Project description:Somatic mutations of mitochondrial DNA (mtDNA) are common in many human cancers. We have described an oligonucleotide microarray ("MitoChip") for rapid sequencing of the entire mitochondrial genome (Zhou et al, J Mol Diagn 2006), facilitating the analysis of mtDNA mutations in preneoplastic lesions. We examined 14 precancerous lesions, including seven Barrett esophagus biopsies, with or without associated dysplasia; four colorectal adenomas; and three inflammatory colitis-associated dysplasia specimens. In all cases, matched normal tissues from the corresponding site were obtained as germline control. MitoChip analysis was performed on DNA obtained from cryostat-embedded specimens.A total of 513,639 bases of mtDNA were sequenced in the 14 samples, with 490,224 bases (95.4%) bases assigned by the automated genotyping software. All preneoplastic lesions examined demonstrated at least one somatic mtDNA sequence alteration. Of the 100 somatic mtDNA alterations observed in the 14 cases, 27 were non-synonymous coding region mutations (i.e., resulting in an amino acid change), 36 were synonymous, and 37 involved non-coding mtDNA. Overall, somatic alterations most commonly involved the COI, ND4 and ND5 genes.

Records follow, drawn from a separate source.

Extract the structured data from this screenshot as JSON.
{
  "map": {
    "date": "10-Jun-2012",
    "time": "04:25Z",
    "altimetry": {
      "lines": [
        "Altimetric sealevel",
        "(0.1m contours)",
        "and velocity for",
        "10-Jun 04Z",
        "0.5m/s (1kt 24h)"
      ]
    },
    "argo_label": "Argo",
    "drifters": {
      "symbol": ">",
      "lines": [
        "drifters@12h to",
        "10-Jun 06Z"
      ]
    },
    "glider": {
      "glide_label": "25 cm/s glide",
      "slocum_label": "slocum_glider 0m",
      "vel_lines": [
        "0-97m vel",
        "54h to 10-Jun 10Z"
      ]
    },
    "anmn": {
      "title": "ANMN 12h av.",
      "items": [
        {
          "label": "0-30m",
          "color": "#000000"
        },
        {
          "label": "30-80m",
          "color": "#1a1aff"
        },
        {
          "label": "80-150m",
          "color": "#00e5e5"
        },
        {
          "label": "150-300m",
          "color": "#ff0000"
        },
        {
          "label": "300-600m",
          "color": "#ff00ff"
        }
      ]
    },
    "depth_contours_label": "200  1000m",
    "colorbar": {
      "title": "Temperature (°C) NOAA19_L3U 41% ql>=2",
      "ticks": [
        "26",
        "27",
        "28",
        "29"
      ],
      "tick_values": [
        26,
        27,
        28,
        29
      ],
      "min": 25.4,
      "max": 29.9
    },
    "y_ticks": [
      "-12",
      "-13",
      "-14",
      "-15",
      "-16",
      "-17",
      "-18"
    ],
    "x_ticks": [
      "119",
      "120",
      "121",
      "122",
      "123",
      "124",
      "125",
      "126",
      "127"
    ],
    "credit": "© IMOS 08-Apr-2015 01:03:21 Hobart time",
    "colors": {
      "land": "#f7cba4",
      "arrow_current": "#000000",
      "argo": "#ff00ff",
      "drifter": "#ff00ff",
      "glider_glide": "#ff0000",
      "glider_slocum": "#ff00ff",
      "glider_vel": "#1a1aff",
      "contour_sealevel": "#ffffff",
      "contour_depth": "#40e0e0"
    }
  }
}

Notably, somatic mtDNA alterations were observed in preneoplastic lesions of the gastrointestinal tract even in the absence of histopathologic evidence of dysplasia, suggesting that the mitochondrial genome is susceptible at the earliest stages of multistep cancer progression.Our findings further substantiate the rationale for exploring the mitochondrial genome as a biomarker for the early diagnosis of cancer, and confirm the utility of a high-throughput array-based platform for this purpose from a clinical applicability standpoint.